Bolivia (/bəˈlɪviə/ (About this sound listen); Spanish: [boˈliβja]; Guarani: Mborivia [ᵐboˈɾiʋja]; Quechua: Buliwya [bʊlɪwja]; Aymara: Wuliwya [wʊlɪwja]), officially known as the Plurinational State of Bolivia (Spanish: Estado Plurinacional de Bolivia), is a landlocked country located in western-central South America. The capital is Sucre while the seat of government is located in La Paz. The largest city and principal economic and financial center is Santa Cruz de la Sierra, located on the Llanos Orientales (Tropical lowlands) a mostly flat region in the East of Bolivia.

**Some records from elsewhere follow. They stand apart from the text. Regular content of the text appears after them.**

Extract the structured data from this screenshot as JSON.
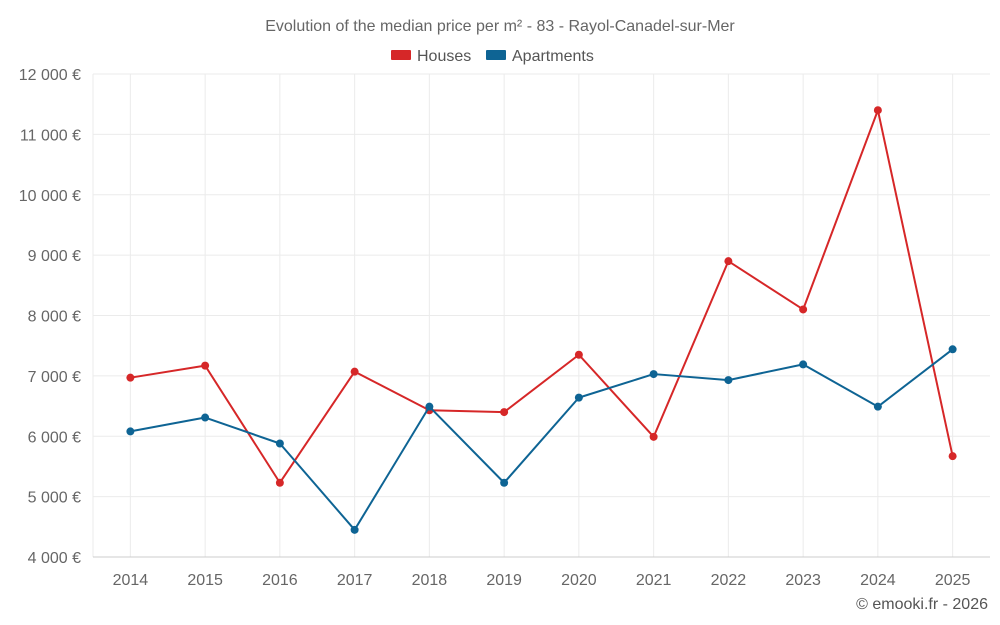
{
  "chart_data": {
    "type": "line",
    "title": "Evolution of the median price per m² - 83 - Rayol-Canadel-sur-Mer",
    "categories": [
      "2014",
      "2015",
      "2016",
      "2017",
      "2018",
      "2019",
      "2020",
      "2021",
      "2022",
      "2023",
      "2024",
      "2025"
    ],
    "series": [
      {
        "name": "Houses",
        "color": "#d62728",
        "values": [
          6970,
          7170,
          5230,
          7070,
          6430,
          6400,
          7350,
          5990,
          8900,
          8100,
          11400,
          5670
        ]
      },
      {
        "name": "Apartments",
        "color": "#0e6494",
        "values": [
          6080,
          6310,
          5880,
          4450,
          6490,
          5230,
          6640,
          7030,
          6930,
          7190,
          6490,
          7440
        ]
      }
    ],
    "ylim": [
      4000,
      12000
    ],
    "yticks": [
      4000,
      5000,
      6000,
      7000,
      8000,
      9000,
      10000,
      11000,
      12000
    ],
    "ytick_labels": [
      "4 000 €",
      "5 000 €",
      "6 000 €",
      "7 000 €",
      "8 000 €",
      "9 000 €",
      "10 000 €",
      "11 000 €",
      "12 000 €"
    ],
    "xlabel": "",
    "ylabel": "",
    "grid": true,
    "legend_position": "top-center"
  },
  "footer": {
    "credit": "© emooki.fr - 2026"
  }
}
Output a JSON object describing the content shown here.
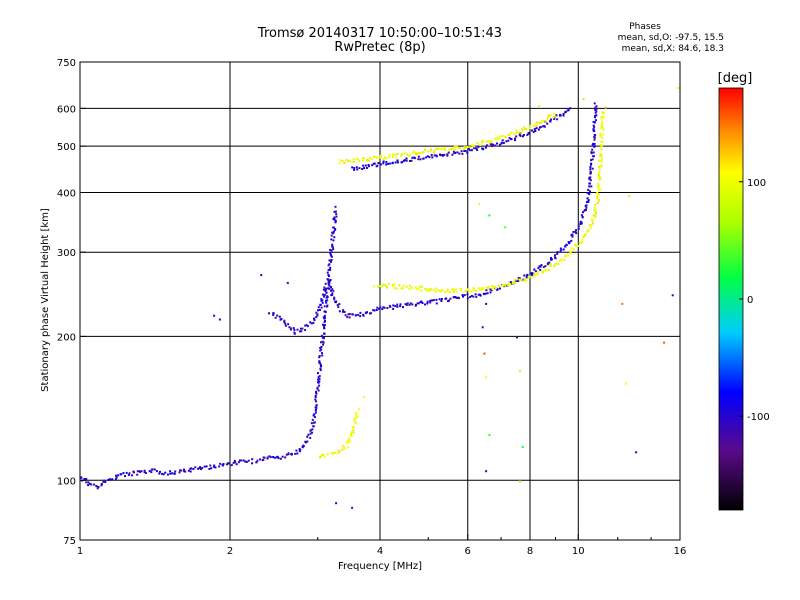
{
  "chart_data": {
    "type": "scatter",
    "title": "Tromsø 20140317 10:50:00–10:51:43",
    "subtitle": "RwPretec (8p)",
    "xlabel": "Frequency [MHz]",
    "ylabel": "Stationary phase Virtual Height [km]",
    "x_scale": "log",
    "y_scale": "log",
    "xlim": [
      1,
      16
    ],
    "ylim": [
      75,
      750
    ],
    "x_ticks": [
      1,
      2,
      4,
      6,
      8,
      10,
      16
    ],
    "x_tick_labels": [
      "1",
      "2",
      "4",
      "6",
      "8",
      "10",
      "16"
    ],
    "y_ticks": [
      75,
      100,
      200,
      300,
      400,
      500,
      600,
      750
    ],
    "y_tick_labels": [
      "75",
      "100",
      "200",
      "300",
      "400",
      "500",
      "600",
      "750"
    ],
    "grid_x": [
      2,
      4,
      6,
      8,
      10
    ],
    "grid_y": [
      100,
      200,
      300,
      400,
      500,
      600
    ],
    "grid": true,
    "stats": {
      "heading": "Phases",
      "line_o": "mean, sd,O:  -97.5,  15.5",
      "line_x": "mean, sd,X:   84.6,  18.3"
    },
    "colorbar": {
      "label": "[deg]",
      "range": [
        -180,
        180
      ],
      "ticks": [
        100,
        0,
        -100
      ],
      "tick_labels": [
        "100",
        "0",
        "-100"
      ]
    },
    "traces": [
      {
        "name_hidden": "",
        "phase": -100,
        "points": [
          [
            1.0,
            102
          ],
          [
            1.04,
            99
          ],
          [
            1.08,
            97
          ],
          [
            1.12,
            100
          ],
          [
            1.2,
            103
          ],
          [
            1.3,
            104
          ],
          [
            1.4,
            105
          ],
          [
            1.5,
            104
          ],
          [
            1.6,
            105
          ],
          [
            1.7,
            106
          ],
          [
            1.8,
            107
          ],
          [
            1.9,
            108
          ],
          [
            2.0,
            109
          ],
          [
            2.1,
            110
          ],
          [
            2.2,
            110
          ],
          [
            2.3,
            111
          ],
          [
            2.4,
            112
          ],
          [
            2.5,
            112
          ],
          [
            2.6,
            113
          ],
          [
            2.7,
            115
          ],
          [
            2.8,
            118
          ],
          [
            2.9,
            126
          ],
          [
            2.95,
            140
          ],
          [
            3.0,
            165
          ],
          [
            3.05,
            195
          ],
          [
            3.1,
            230
          ],
          [
            3.15,
            275
          ],
          [
            3.2,
            320
          ],
          [
            3.25,
            375
          ]
        ]
      },
      {
        "name_hidden": "",
        "phase": -100,
        "points": [
          [
            2.4,
            225
          ],
          [
            2.5,
            220
          ],
          [
            2.6,
            212
          ],
          [
            2.7,
            205
          ],
          [
            2.8,
            208
          ],
          [
            2.9,
            215
          ],
          [
            3.0,
            225
          ],
          [
            3.05,
            240
          ],
          [
            3.1,
            255
          ],
          [
            3.15,
            265
          ],
          [
            3.2,
            245
          ],
          [
            3.3,
            230
          ],
          [
            3.4,
            222
          ],
          [
            3.6,
            222
          ],
          [
            3.8,
            226
          ],
          [
            4.0,
            230
          ],
          [
            4.4,
            233
          ],
          [
            4.8,
            236
          ],
          [
            5.2,
            238
          ],
          [
            5.6,
            241
          ],
          [
            6.0,
            244
          ],
          [
            6.4,
            247
          ],
          [
            6.8,
            252
          ],
          [
            7.2,
            258
          ],
          [
            7.6,
            264
          ],
          [
            8.0,
            272
          ],
          [
            8.5,
            283
          ],
          [
            9.0,
            296
          ],
          [
            9.5,
            315
          ],
          [
            10.0,
            340
          ],
          [
            10.3,
            370
          ],
          [
            10.5,
            410
          ],
          [
            10.6,
            460
          ],
          [
            10.7,
            520
          ],
          [
            10.75,
            580
          ],
          [
            10.8,
            620
          ]
        ]
      },
      {
        "name_hidden": "",
        "phase": 100,
        "points": [
          [
            3.9,
            258
          ],
          [
            4.2,
            256
          ],
          [
            4.6,
            254
          ],
          [
            5.0,
            252
          ],
          [
            5.5,
            251
          ],
          [
            6.0,
            251
          ],
          [
            6.5,
            253
          ],
          [
            7.0,
            257
          ],
          [
            7.5,
            262
          ],
          [
            8.0,
            268
          ],
          [
            8.5,
            276
          ],
          [
            9.0,
            286
          ],
          [
            9.5,
            298
          ],
          [
            10.0,
            315
          ],
          [
            10.4,
            333
          ],
          [
            10.7,
            355
          ],
          [
            10.9,
            390
          ],
          [
            11.0,
            430
          ],
          [
            11.05,
            480
          ],
          [
            11.1,
            540
          ],
          [
            11.15,
            600
          ]
        ]
      },
      {
        "name_hidden": "",
        "phase": -100,
        "points": [
          [
            3.5,
            450
          ],
          [
            3.7,
            455
          ],
          [
            4.0,
            462
          ],
          [
            4.5,
            470
          ],
          [
            5.0,
            477
          ],
          [
            5.5,
            484
          ],
          [
            6.0,
            491
          ],
          [
            6.5,
            500
          ],
          [
            7.0,
            512
          ],
          [
            7.5,
            525
          ],
          [
            8.0,
            540
          ],
          [
            8.5,
            556
          ],
          [
            9.0,
            575
          ],
          [
            9.4,
            592
          ],
          [
            9.6,
            610
          ]
        ]
      },
      {
        "name_hidden": "",
        "phase": 100,
        "points": [
          [
            3.3,
            465
          ],
          [
            3.6,
            470
          ],
          [
            4.0,
            476
          ],
          [
            4.5,
            483
          ],
          [
            5.0,
            490
          ],
          [
            5.5,
            496
          ],
          [
            6.0,
            502
          ],
          [
            6.5,
            512
          ],
          [
            7.0,
            524
          ],
          [
            7.5,
            537
          ],
          [
            8.0,
            552
          ],
          [
            8.5,
            568
          ],
          [
            9.0,
            588
          ]
        ]
      },
      {
        "name_hidden": "",
        "phase": 100,
        "points": [
          [
            3.0,
            113
          ],
          [
            3.1,
            113
          ],
          [
            3.2,
            114
          ],
          [
            3.3,
            115
          ],
          [
            3.4,
            118
          ],
          [
            3.45,
            121
          ],
          [
            3.5,
            126
          ],
          [
            3.55,
            134
          ],
          [
            3.6,
            142
          ]
        ]
      }
    ],
    "scatter_points": [
      [
        1.85,
        222,
        -100
      ],
      [
        1.9,
        218,
        -100
      ],
      [
        2.3,
        270,
        -100
      ],
      [
        2.6,
        260,
        -100
      ],
      [
        3.25,
        90,
        -100
      ],
      [
        3.5,
        88,
        -100
      ],
      [
        3.7,
        150,
        100
      ],
      [
        6.4,
        210,
        -100
      ],
      [
        6.45,
        185,
        160
      ],
      [
        6.5,
        165,
        100
      ],
      [
        6.5,
        105,
        -100
      ],
      [
        6.6,
        125,
        30
      ],
      [
        7.1,
        340,
        40
      ],
      [
        7.5,
        200,
        -130
      ],
      [
        7.6,
        100,
        60
      ],
      [
        7.6,
        170,
        80
      ],
      [
        7.7,
        118,
        20
      ],
      [
        6.3,
        380,
        100
      ],
      [
        8.3,
        610,
        100
      ],
      [
        12.2,
        235,
        150
      ],
      [
        12.4,
        160,
        100
      ],
      [
        12.6,
        395,
        120
      ],
      [
        13.0,
        115,
        -90
      ],
      [
        14.8,
        195,
        160
      ],
      [
        15.4,
        245,
        -100
      ],
      [
        15.8,
        665,
        100
      ],
      [
        10.2,
        630,
        120
      ],
      [
        11.3,
        605,
        130
      ],
      [
        6.5,
        235,
        -100
      ],
      [
        6.6,
        360,
        20
      ]
    ]
  }
}
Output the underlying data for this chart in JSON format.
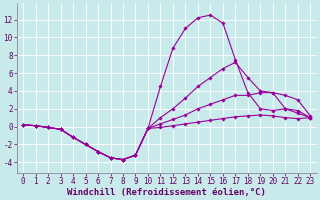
{
  "background_color": "#c8eaea",
  "grid_color": "#b0d8d8",
  "line_color": "#990099",
  "marker": "D",
  "marker_size": 1.8,
  "line_width": 0.8,
  "xlabel": "Windchill (Refroidissement éolien,°C)",
  "xlabel_fontsize": 6.5,
  "tick_fontsize": 5.5,
  "xlim": [
    -0.5,
    23.5
  ],
  "ylim": [
    -5.2,
    13.8
  ],
  "yticks": [
    -4,
    -2,
    0,
    2,
    4,
    6,
    8,
    10,
    12
  ],
  "xticks": [
    0,
    1,
    2,
    3,
    4,
    5,
    6,
    7,
    8,
    9,
    10,
    11,
    12,
    13,
    14,
    15,
    16,
    17,
    18,
    19,
    20,
    21,
    22,
    23
  ],
  "lines": [
    {
      "x": [
        0,
        1,
        2,
        3,
        4,
        5,
        6,
        7,
        8,
        9,
        10,
        11,
        12,
        13,
        14,
        15,
        16,
        17,
        18,
        19,
        20,
        21,
        22,
        23
      ],
      "y": [
        0.2,
        0.1,
        -0.1,
        -0.3,
        -1.2,
        -2.0,
        -2.8,
        -3.5,
        -3.7,
        -3.2,
        -0.2,
        4.5,
        8.8,
        11.0,
        12.2,
        12.5,
        11.6,
        7.5,
        3.8,
        2.0,
        1.8,
        2.0,
        1.8,
        1.0
      ]
    },
    {
      "x": [
        0,
        1,
        2,
        3,
        4,
        5,
        6,
        7,
        8,
        9,
        10,
        11,
        12,
        13,
        14,
        15,
        16,
        17,
        18,
        19,
        20,
        21,
        22,
        23
      ],
      "y": [
        0.2,
        0.1,
        -0.1,
        -0.3,
        -1.2,
        -2.0,
        -2.8,
        -3.5,
        -3.7,
        -3.2,
        -0.2,
        1.0,
        2.0,
        3.2,
        4.5,
        5.5,
        6.5,
        7.2,
        5.5,
        4.0,
        3.8,
        3.5,
        3.0,
        1.2
      ]
    },
    {
      "x": [
        0,
        1,
        2,
        3,
        4,
        5,
        6,
        7,
        8,
        9,
        10,
        11,
        12,
        13,
        14,
        15,
        16,
        17,
        18,
        19,
        20,
        21,
        22,
        23
      ],
      "y": [
        0.2,
        0.1,
        -0.1,
        -0.3,
        -1.2,
        -2.0,
        -2.8,
        -3.5,
        -3.7,
        -3.2,
        -0.2,
        0.3,
        0.8,
        1.3,
        2.0,
        2.5,
        3.0,
        3.5,
        3.5,
        3.8,
        3.8,
        2.0,
        1.5,
        1.0
      ]
    },
    {
      "x": [
        0,
        1,
        2,
        3,
        4,
        5,
        6,
        7,
        8,
        9,
        10,
        11,
        12,
        13,
        14,
        15,
        16,
        17,
        18,
        19,
        20,
        21,
        22,
        23
      ],
      "y": [
        0.2,
        0.1,
        -0.1,
        -0.3,
        -1.2,
        -2.0,
        -2.8,
        -3.5,
        -3.7,
        -3.2,
        -0.2,
        -0.1,
        0.1,
        0.3,
        0.5,
        0.7,
        0.9,
        1.1,
        1.2,
        1.3,
        1.2,
        1.0,
        0.9,
        1.0
      ]
    }
  ]
}
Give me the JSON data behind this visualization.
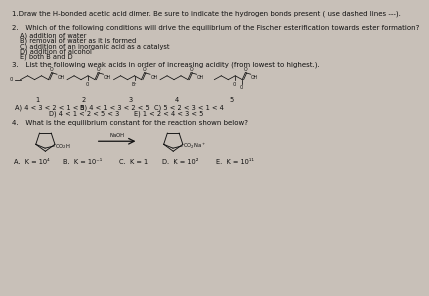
{
  "bg_color": "#c8c0b8",
  "text_color": "#111111",
  "title": "1.Draw the H-bonded acetic acid dimer. Be sure to indicate the hydrogen bonds present ( use dashed lines ---).",
  "q2_title": "2.   Which of the following conditions will drive the equilibrium of the Fischer esterification towards ester formation?",
  "q2_options": [
    "A) addition of water",
    "B) removal of water as it is formed",
    "C) addition of an inorganic acid as a catalyst",
    "D) addition of alcohol",
    "E) both B and D"
  ],
  "q3_title": "3.   List the following weak acids in order of increasing acidity (from lowest to highest.).",
  "q3_answer_A": "A) 4 < 3 < 2 < 1 < 5",
  "q3_answer_B": "B) 4 < 1 < 3 < 2 < 5",
  "q3_answer_C": "C) 5 < 2 < 3 < 1 < 4",
  "q3_answer_D": "D) 4 < 1 < 2 < 5 < 3",
  "q3_answer_E": "E) 1 < 2 < 4 < 3 < 5",
  "q4_title": "4.   What is the equilibrium constant for the reaction shown below?",
  "q4_answer_A": "A.  K = 10⁴",
  "q4_answer_B": "B.  K = 10⁻¹",
  "q4_answer_C": "C.  K = 1",
  "q4_answer_D": "D.  K = 10²",
  "q4_answer_E": "E.  K = 10¹¹",
  "naoh_label": "NaOH",
  "col_dark": "#111111",
  "fs_title": 5.0,
  "fs_body": 4.8,
  "fs_small": 4.2,
  "fs_chem": 3.8
}
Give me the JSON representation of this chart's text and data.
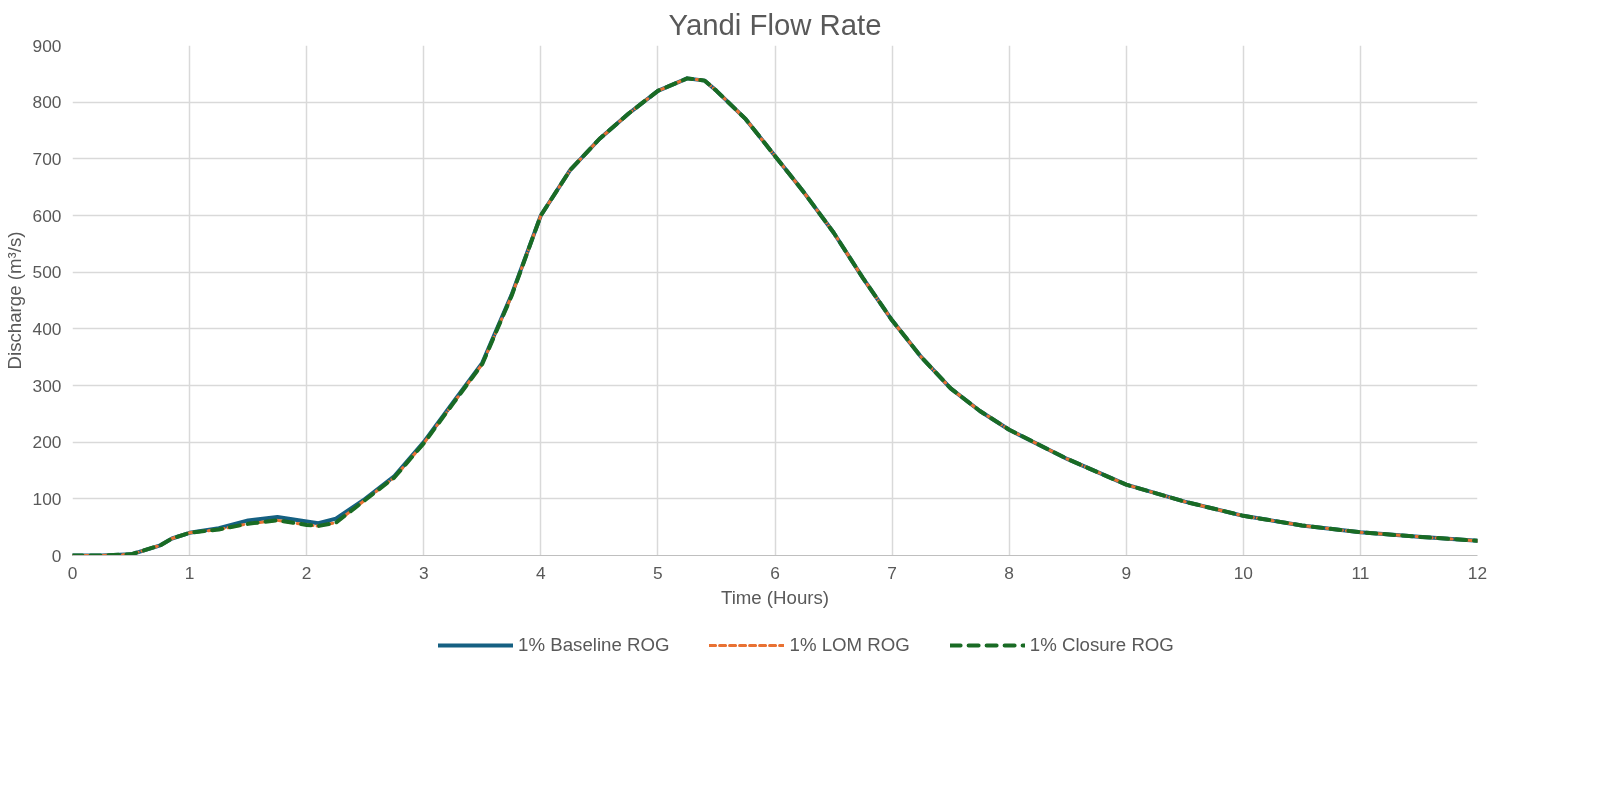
{
  "chart_data": {
    "type": "line",
    "title": "Yandi Flow Rate",
    "xlabel": "Time (Hours)",
    "ylabel": "Discharge (m³/s)",
    "xlim": [
      0,
      12
    ],
    "xticks": [
      0,
      1,
      2,
      3,
      4,
      5,
      6,
      7,
      8,
      9,
      10,
      11,
      12
    ],
    "ylim": [
      0,
      900
    ],
    "yticks": [
      0,
      100,
      200,
      300,
      400,
      500,
      600,
      700,
      800,
      900
    ],
    "grid": true,
    "legend": "bottom",
    "marker": "none",
    "x": [
      0,
      0.25,
      0.5,
      0.75,
      0.85,
      1,
      1.25,
      1.5,
      1.75,
      2,
      2.1,
      2.25,
      2.5,
      2.75,
      3,
      3.25,
      3.5,
      3.75,
      4,
      4.25,
      4.5,
      4.75,
      5,
      5.25,
      5.4,
      5.5,
      5.75,
      6,
      6.25,
      6.5,
      6.75,
      7,
      7.25,
      7.5,
      7.75,
      8,
      8.5,
      9,
      9.5,
      10,
      10.5,
      11,
      11.5,
      12
    ],
    "series": [
      {
        "name": "1% Baseline ROG",
        "color": "#156082",
        "line_style": "solid",
        "values": [
          0,
          0,
          2,
          18,
          30,
          40,
          48,
          62,
          68,
          60,
          57,
          65,
          100,
          140,
          200,
          270,
          340,
          460,
          600,
          680,
          735,
          780,
          820,
          842,
          838,
          820,
          770,
          705,
          640,
          570,
          490,
          415,
          350,
          295,
          255,
          222,
          170,
          125,
          95,
          70,
          53,
          41,
          33,
          26
        ]
      },
      {
        "name": "1% LOM ROG",
        "color": "#e97132",
        "line_style": "dotted",
        "values": [
          0,
          0,
          2,
          18,
          30,
          40,
          46,
          56,
          62,
          54,
          52,
          58,
          98,
          138,
          198,
          268,
          338,
          458,
          600,
          680,
          735,
          780,
          820,
          842,
          838,
          820,
          770,
          705,
          640,
          570,
          490,
          415,
          350,
          295,
          255,
          222,
          170,
          125,
          95,
          70,
          53,
          41,
          33,
          26
        ]
      },
      {
        "name": "1% Closure ROG",
        "color": "#196b24",
        "line_style": "dashed",
        "values": [
          0,
          0,
          2,
          18,
          30,
          40,
          46,
          56,
          62,
          54,
          52,
          58,
          98,
          138,
          198,
          268,
          338,
          458,
          600,
          680,
          735,
          780,
          820,
          842,
          838,
          820,
          770,
          705,
          640,
          570,
          490,
          415,
          350,
          295,
          255,
          222,
          170,
          125,
          95,
          70,
          53,
          41,
          33,
          26
        ]
      }
    ]
  }
}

It is constitutionally a unitary state, divided into nine departments. Its geography varies from the peaks of the Andes in the West, to the Eastern Lowlands, situated within the Amazon Basin. It is bordered to the north and east by Brazil, to the southeast by Paraguay, to the south by Argentina, to the southwest by Chile, and to the northwest by Peru. One-third of the country is within the Andean mountain range. With 1,098,581 km2 (424,164 sq mi) of area, Bolivia is the 5th largest country in South America and the 27th largest in the world.
The country’s population, estimated at 11 million, is multiethnic, including Amerindians, Mestizos, Europeans, Asians and Africans. The racial and social segregation that arose from Spanish colonialism has continued to the modern era. Spanish is the official and predominant language, although 36 indigenous languages also have official status, of which the most commonly spoken are Guarani, Aymara and Quechua languages.
Before Spanish colonization, the Andean region of Bolivia was part of the Inca Empire, while the northern and eastern lowlands were inhabited by independent tribes. Spanish conquistadors arriving from Cuzco and Asunción took control of the region in the 16th century. During the Spanish colonial period Bolivia was administered by the Royal Audiencia of Charcas. Spain built its empire in great part upon the silver that was extracted from Bolivia’s mines. After the first call for independence in 1809, 16 years of war followed before the establishment of the Republic, named for Simón Bolívar. Over the course of the 19th and early 20th century Bolivia lost control of several peripheral territories to neighboring countries including the seizure of its coastline by Chile in 1879.